Coluna Paulo Fagundes Visentini
O gigante Brasil (8,5 milhões de km²), para o bem ou para o mal, está distante, geograficamente, dos grandes mercados e conflitos. Talvez por isso carece de um pensamento estratégico e deixa para amanhã o que deveria ter sido feito ontem. O país se dá ao luxo de ser inconsequente, porque está longe dos grandes problemas e da dura concorrência que afeta outras nações.
Está ou estava? Sim, porque já não se encontra mais tão distante das disputas globais. O Atlântico Sul, para muitos, é apenas a nossa grande praia de 7,5 mil quilômetros, um “Oceano tranquilo”. Poucos lembram da Guerra das Malvinas, mas, mesmo assim, o planeta se tornou uma “aldeia global” e o Atlântico Sul agora é uma região estratégica na geopolítica mundial.
Do lado brasileiro, nossa Amazônia Azul (expressão cunhada pela Marinha), com uma superfície de 4,5 milhões de quilômetros quadrados, contém gigantescas reservas de petróleo do pré-sal, e novos lençóis foram descobertos no litoral argentino, próximo às Malvinas. Do lado africano, a faixa de petróleo explorável do Golfo da Guiné se expande sem cessar. Mas também há reservas de gás, minérios raros e pesca abundante. E ambas margens tiveram grande crescimento econômico nas últimas décadas, com mercados consumidores gerando fluxos transatlânticos. E o tráfego marítimo de cargas, que apenas o cruza ligando outros continentes, conheceu notável expansão.
A competição econômico-estratégica global entre Estados Unidos e China encontrou um ponto nevrálgico no Atlântico Sul. Os EUA estão se desengajando do incontrolável e oneroso Oriente Médio e encontram aqui o petróleo de que necessitam, numa região sem ameaças e com custo de transporte muito baixo pela proximidade.

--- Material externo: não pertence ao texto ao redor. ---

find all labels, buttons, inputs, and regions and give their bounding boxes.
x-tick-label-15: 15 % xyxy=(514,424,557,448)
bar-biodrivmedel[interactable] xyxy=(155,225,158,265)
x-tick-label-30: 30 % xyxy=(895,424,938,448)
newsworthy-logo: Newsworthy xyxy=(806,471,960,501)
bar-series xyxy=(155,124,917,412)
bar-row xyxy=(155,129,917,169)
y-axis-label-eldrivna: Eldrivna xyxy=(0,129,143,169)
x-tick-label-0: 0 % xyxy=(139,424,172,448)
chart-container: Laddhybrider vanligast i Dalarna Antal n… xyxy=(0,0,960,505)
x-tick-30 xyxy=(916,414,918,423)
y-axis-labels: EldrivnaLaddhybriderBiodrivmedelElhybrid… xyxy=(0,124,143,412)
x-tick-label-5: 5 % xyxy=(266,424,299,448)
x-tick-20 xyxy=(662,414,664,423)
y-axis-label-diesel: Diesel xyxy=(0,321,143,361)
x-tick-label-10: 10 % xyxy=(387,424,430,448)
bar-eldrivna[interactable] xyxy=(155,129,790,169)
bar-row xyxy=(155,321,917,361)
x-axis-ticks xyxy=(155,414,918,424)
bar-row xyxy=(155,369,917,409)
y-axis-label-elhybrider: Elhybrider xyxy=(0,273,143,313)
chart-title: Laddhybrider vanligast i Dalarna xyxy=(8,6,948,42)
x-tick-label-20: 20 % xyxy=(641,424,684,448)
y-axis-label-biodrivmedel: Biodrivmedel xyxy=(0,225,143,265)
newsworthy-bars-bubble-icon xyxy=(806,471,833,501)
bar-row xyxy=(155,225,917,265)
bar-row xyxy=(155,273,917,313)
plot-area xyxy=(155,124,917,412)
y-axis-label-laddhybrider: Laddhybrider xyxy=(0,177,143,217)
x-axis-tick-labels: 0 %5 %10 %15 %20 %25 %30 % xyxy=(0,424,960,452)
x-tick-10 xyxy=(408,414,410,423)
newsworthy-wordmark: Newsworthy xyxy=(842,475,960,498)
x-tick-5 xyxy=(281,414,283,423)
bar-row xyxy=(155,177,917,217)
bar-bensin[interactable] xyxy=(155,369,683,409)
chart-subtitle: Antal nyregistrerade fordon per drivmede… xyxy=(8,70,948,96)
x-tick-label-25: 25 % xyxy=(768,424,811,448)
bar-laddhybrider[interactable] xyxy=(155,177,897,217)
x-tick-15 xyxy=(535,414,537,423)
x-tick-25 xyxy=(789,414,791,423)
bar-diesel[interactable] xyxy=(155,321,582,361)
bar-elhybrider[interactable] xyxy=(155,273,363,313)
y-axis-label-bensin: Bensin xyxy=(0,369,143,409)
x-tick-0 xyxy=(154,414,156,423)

As compras americanas criarão reciprocidades econômicas e políticas na região, daí a retomada das relações com a América do Sul e com a África.
Isso pode ser vantajoso para o Brasil, se tiver uma visão estratégica, pois o mapa mostra ilhas britânicas espalhadas pelo centro do Oceano, com vasta zona exclusiva e há projetos de fora da região visando “securitizá-lo” contra supostas ameaças. Se o Brasil não levar a sério a Zona de Paz e Cooperação do Atlântico Sul (criada com nações das duas margens em 1986 e legitimada pela ONU), nem construir uma defesa naval moderna, a riqueza da Amazônia Azul pode mudar de mãos e o Oceano pode deixar de ser tranquilo. Não há mais espaços vazios no mapa.
Paulo Fagundes Visentini é historiador, professor titular de Relações Internacionais da Ufrgs.